Es war in einer kleinen Ortschaft etwa zwanzig Kilometer westlich der Oder. Die Hitze brütete über den Feldern, als die Hundertschaft, in der Hans Reinstätten ritt, über den Hügel kam und die achtzig Häuser, aus denen das Dorf bestand, zu sehen waren.
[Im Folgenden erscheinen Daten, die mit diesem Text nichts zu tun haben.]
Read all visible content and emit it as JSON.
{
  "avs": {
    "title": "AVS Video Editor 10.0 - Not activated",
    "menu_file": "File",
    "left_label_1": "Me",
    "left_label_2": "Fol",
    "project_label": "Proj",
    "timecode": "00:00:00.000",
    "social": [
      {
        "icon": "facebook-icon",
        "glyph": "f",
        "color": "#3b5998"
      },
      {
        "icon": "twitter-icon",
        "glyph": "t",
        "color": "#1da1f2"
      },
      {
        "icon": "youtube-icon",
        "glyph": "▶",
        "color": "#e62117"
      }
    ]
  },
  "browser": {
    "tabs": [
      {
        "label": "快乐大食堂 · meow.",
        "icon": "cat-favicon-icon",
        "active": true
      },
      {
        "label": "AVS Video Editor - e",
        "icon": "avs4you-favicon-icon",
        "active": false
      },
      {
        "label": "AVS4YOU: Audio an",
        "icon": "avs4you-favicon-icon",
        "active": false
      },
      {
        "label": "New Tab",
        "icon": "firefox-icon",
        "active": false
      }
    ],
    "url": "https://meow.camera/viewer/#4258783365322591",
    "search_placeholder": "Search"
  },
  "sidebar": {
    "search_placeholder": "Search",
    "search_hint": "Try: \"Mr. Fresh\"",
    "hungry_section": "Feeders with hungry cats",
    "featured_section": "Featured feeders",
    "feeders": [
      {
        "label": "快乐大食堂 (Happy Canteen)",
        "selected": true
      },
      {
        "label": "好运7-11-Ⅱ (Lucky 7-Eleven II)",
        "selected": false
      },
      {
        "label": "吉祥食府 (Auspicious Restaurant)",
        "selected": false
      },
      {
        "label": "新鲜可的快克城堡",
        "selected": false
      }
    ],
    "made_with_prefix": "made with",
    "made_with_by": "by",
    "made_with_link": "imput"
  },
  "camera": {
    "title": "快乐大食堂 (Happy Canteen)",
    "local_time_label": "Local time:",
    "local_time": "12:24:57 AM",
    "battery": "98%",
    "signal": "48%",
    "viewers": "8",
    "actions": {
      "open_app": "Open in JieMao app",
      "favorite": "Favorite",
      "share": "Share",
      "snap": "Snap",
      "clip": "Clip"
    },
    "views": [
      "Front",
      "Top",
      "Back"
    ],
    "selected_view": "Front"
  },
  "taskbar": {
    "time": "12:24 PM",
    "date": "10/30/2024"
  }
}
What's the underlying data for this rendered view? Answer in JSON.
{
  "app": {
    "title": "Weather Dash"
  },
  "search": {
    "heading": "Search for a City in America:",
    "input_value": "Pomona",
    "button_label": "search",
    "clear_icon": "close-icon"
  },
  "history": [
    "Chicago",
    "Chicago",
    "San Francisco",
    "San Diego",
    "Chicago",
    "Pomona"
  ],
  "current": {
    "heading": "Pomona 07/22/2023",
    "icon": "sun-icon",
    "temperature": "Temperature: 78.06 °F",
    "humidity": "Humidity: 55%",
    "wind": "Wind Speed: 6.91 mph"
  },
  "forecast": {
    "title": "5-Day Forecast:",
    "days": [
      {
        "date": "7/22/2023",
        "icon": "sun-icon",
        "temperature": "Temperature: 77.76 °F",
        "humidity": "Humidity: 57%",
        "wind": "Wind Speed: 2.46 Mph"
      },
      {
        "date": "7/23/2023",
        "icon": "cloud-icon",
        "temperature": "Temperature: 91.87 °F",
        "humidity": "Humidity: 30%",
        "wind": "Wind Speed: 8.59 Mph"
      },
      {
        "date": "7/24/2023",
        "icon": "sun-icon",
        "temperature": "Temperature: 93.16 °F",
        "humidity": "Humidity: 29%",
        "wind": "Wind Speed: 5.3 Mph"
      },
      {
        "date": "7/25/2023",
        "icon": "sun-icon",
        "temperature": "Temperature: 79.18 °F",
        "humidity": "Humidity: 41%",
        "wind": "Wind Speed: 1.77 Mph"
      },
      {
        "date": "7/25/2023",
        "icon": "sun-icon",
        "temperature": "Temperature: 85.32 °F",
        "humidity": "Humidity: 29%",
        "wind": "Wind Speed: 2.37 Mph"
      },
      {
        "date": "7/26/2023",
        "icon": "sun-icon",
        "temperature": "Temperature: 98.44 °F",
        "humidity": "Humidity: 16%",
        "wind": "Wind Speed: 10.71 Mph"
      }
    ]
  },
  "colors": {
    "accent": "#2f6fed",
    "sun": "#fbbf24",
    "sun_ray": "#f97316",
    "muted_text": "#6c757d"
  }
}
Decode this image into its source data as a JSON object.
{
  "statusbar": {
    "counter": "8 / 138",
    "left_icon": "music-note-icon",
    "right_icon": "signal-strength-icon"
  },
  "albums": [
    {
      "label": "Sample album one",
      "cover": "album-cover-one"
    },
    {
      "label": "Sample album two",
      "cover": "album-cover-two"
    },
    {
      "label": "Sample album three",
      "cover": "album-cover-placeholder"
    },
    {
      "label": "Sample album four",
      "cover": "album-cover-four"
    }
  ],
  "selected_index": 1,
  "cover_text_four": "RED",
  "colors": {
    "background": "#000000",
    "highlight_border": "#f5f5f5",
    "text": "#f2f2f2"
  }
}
„Die holen wir uns“, lachte der Rittmeister, der den Zug anführte, „wir schicken erst eine Abordnung, und ich hoffe sehr, dass sie sich weigern, sich zu unterwerfen. Ich habe schon lange nicht mehr die Unterröcke einer Frau gesehen.“ Die ihn hörten, lachten roh.

„Geht uns genauso, Herr Rittmeister.“

„Also los, ihr fünf, reitet hin und befehlt ihnen, alles herauszugeben, was das Dorf an Früchten und an Schätzen hat. Wir warten hier.“

Der Rittmeister saß ab und pflockte sein Pferd neben dem Getreidefeld an, dass es die Körner fressen konnte, die anderen folgten seinem Beispiel. Zwei Stunden warteten sie, sie hatten es sich auf dem schmalen Weg bequem gemacht, da sahen sie eine Staubwolke den Hügel aufwärts kommen.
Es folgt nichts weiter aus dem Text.